I was in the third grade when I had my first eye exam.  It was confirmed that I indeed had bad eyes and needed corrective lenses.  It was amazing when I received my first pair of glasses of what I was now able to see compared with what I was missing due to having such bad sight.  Many of my life’s memories before receiving glasses are extremely blurry in my mind’s eye.  This is not just because memories tend to be blurry, but because my memories were defined by the lenses, I was seeing life.  At the same time, it was discovered I was color blind, something which to that point I had no reference, but also something which has plagued me at times.

It has been common to explain this color blindness to many.  I remember struggling in school with maps and other items requiring color recognition.  To answer your question, no, I do not see in black and white, but I am unable to differentiate between colors of similar aspects.  I can tell you a banana is not the same color of say a watermelon but would struggle to tell the difference in the color of an orange and the same banana.  I mix up browns and green, red and green, yellow and orange, blue and purple, and many other combinations.  At the same time, I am not sure what brown is, but I know it is not blue, but still struggle to know what blue is as a color.
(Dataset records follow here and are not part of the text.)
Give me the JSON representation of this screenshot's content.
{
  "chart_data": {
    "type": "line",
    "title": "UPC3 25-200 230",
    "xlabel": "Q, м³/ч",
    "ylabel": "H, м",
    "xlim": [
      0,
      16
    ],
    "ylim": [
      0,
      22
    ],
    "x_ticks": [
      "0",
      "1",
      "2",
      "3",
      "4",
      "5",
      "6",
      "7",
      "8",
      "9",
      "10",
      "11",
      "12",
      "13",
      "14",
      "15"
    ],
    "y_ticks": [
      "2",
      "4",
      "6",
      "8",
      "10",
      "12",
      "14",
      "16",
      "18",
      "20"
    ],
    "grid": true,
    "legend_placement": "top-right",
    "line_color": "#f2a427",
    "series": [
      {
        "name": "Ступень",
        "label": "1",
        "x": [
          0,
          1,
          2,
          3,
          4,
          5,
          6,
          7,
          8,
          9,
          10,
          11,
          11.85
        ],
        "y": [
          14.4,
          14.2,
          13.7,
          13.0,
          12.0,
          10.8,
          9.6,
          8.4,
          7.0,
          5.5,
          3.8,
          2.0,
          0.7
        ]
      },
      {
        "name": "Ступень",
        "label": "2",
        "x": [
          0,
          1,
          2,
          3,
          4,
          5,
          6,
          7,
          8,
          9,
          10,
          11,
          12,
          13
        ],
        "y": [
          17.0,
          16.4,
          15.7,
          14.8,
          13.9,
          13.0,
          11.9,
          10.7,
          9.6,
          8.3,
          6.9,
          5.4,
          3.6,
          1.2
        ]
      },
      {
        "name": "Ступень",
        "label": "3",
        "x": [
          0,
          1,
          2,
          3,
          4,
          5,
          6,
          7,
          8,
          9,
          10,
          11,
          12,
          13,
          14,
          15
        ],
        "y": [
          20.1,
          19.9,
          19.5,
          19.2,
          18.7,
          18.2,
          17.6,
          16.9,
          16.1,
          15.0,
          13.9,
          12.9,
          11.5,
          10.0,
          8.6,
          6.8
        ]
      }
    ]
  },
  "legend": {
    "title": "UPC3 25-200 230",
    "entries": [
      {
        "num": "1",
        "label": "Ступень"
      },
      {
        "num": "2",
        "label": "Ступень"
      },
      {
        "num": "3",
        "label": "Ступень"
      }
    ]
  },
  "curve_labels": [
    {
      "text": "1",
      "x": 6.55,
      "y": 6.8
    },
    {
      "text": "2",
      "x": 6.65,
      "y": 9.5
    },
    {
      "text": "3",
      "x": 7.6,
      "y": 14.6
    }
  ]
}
What a unique challenge to manage in life.

This all goes to emphasize this fact: we all interpret life, situations, and people by the way we see.

This is articulated beautifully in this passage from 1 Samuel 16: 7, “But the Lord said to Samuel, “Do not look on his appearance or on the height of his stature, because I have rejected him. For the Lord sees not as man sees: man looks on the outward appearance, but the Lord looks on the heart.”

The Lord is talking about a young David, who He had chosen to be the new king of Israel.  Samuel assumed Jesse’s other older, larger, and maybe even stronger sons were in the running for king.  God had Samuel make sure all of Jesse’s sons were present and when David came to the line, God confirmed this was His choice.  The eyes of God does not look at the appearance of a person, which is the norm for the way we judge people, but at the heart, which only He can see.

The way we see people greatly impacts the way we react, respond, engage, and treat people.  As well, the way we see ourselves defines how we interact with others.  This can be both a positive and negative engagement.  If our personal view is too high or too low, this will seep into not only our view of others, but our assumption of how others may view us.  The necessity is not to find a middle ground, but to see both ourselves and others with the eyes of Christ.

One of my favorite worship songs of the early 2000’s said this: “Open the eyes of my heart Lord, Open the eyes of my heart, I want to see You, I want to see You!”  This song challenges all of us to keep our eyes focused on the Lord, and in doing so, we see the world the way He leads us.  There is also a worship song stating, “break my heart for what breaks Yours!”  When we see with Kingdom eyes, we become less concerned about our own needs and more with the needs of others.

I leave you with this ancient prayer from Lancelot Andrewes who was an English Bishop who oversaw the King James Version of the Bible.  “Open my eyes that I may see, incline my heart that I may desire, order my steps that I may follow, the way of Your commandments.”

In the days ahead, may we desire to see the Lord high and lifted up and allow Him to correct our vision with lenses forged by the Blood of Jesus Christ.  You are Valued and Loved, Pastor Brad

 

Rev. Brad McKenzie is Lead Pastor at Orange First Church of the Nazarene, 3810 Martin Luther King Jr. Drive in Orange.